“There is a myth, sometimes widespread, that a person need only do inner work…that one is entirely responsible for one’s own problems; and that to cure oneself, one need only to change oneself…the fact is, a person is so formed by their surroundings, that their state of harmony depends entirely on their harmony with their surroundings.”
— Christopher Alexander
The circular logic of this quote is what appealed to me most upon reading it. The two components: one’s state of harmony and harmony with one’s surroundings are not mutually exclusive, rather they are tightly intertwined and in constant flux. What we choose to surround ourselves with undoubtedly plays into our state of harmony. By making simple adjustments to our state of harmony, we consequently affect our surroundings.

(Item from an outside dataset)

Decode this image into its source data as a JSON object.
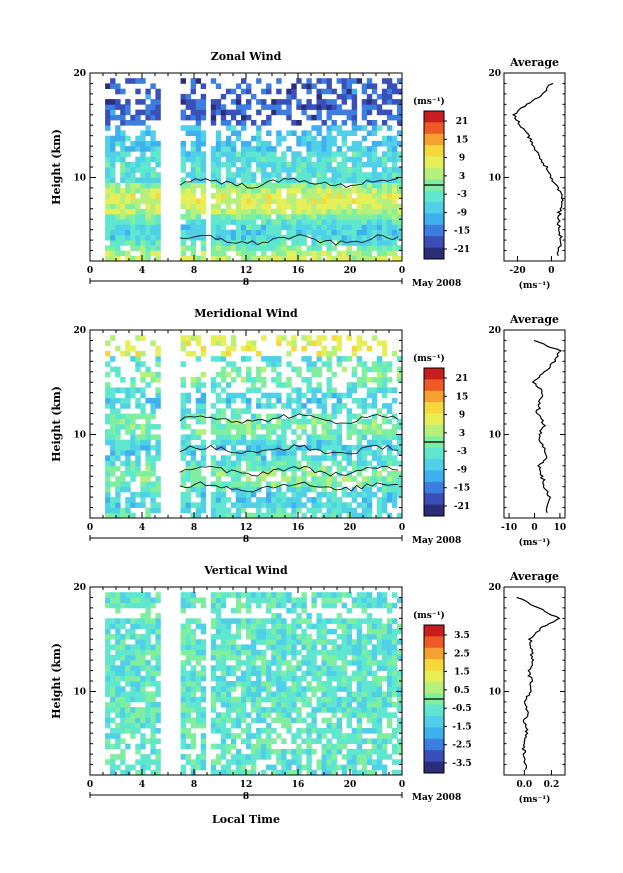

In 2013, I quit my job of 8+ years and decided to travel through Argentina for 12 months. After living in the insanely bustling locura* of Buenos Aires for four long months, I became acutely aware of the dissonance between my personal state of harmony and the rhythm of the enormous city. I was surrounded by things that made me feel claustrophobic, hurried, restless, and disconnected from nature. Large parks with beautiful, ancient, gnarled trees only helped so much. My Colorado native soul yearned for cool, fresh, thin air, the smell of pine trees and forest, and an increase in elevation; it was time to move on. San Carlos de Bariloche is a mountain town nestled in the foothills of the Andes, and it would be my home for the remainder of my travels. Everywhere I looked I was surrounded by magnificent views of the jagged snow covered peaks that run nearly the entire length of the border between Chile and Argentina. Almost immediately there was an alignment, a congruence between my state of harmony and harmony with my environment. The change I made was a drastic one, however necessary for my well-being and enjoyment of the whole experience.
Whether we’re in need of a simple ‘change of scenery’ or a total re-haul is up to each of us to decide. But I would encourage you to take a look at your state of harmony and that of your surroundings. How do the two interact for you? What kinds of changes are necessary to improve one or both in your life? How can you create more accordance with your environment?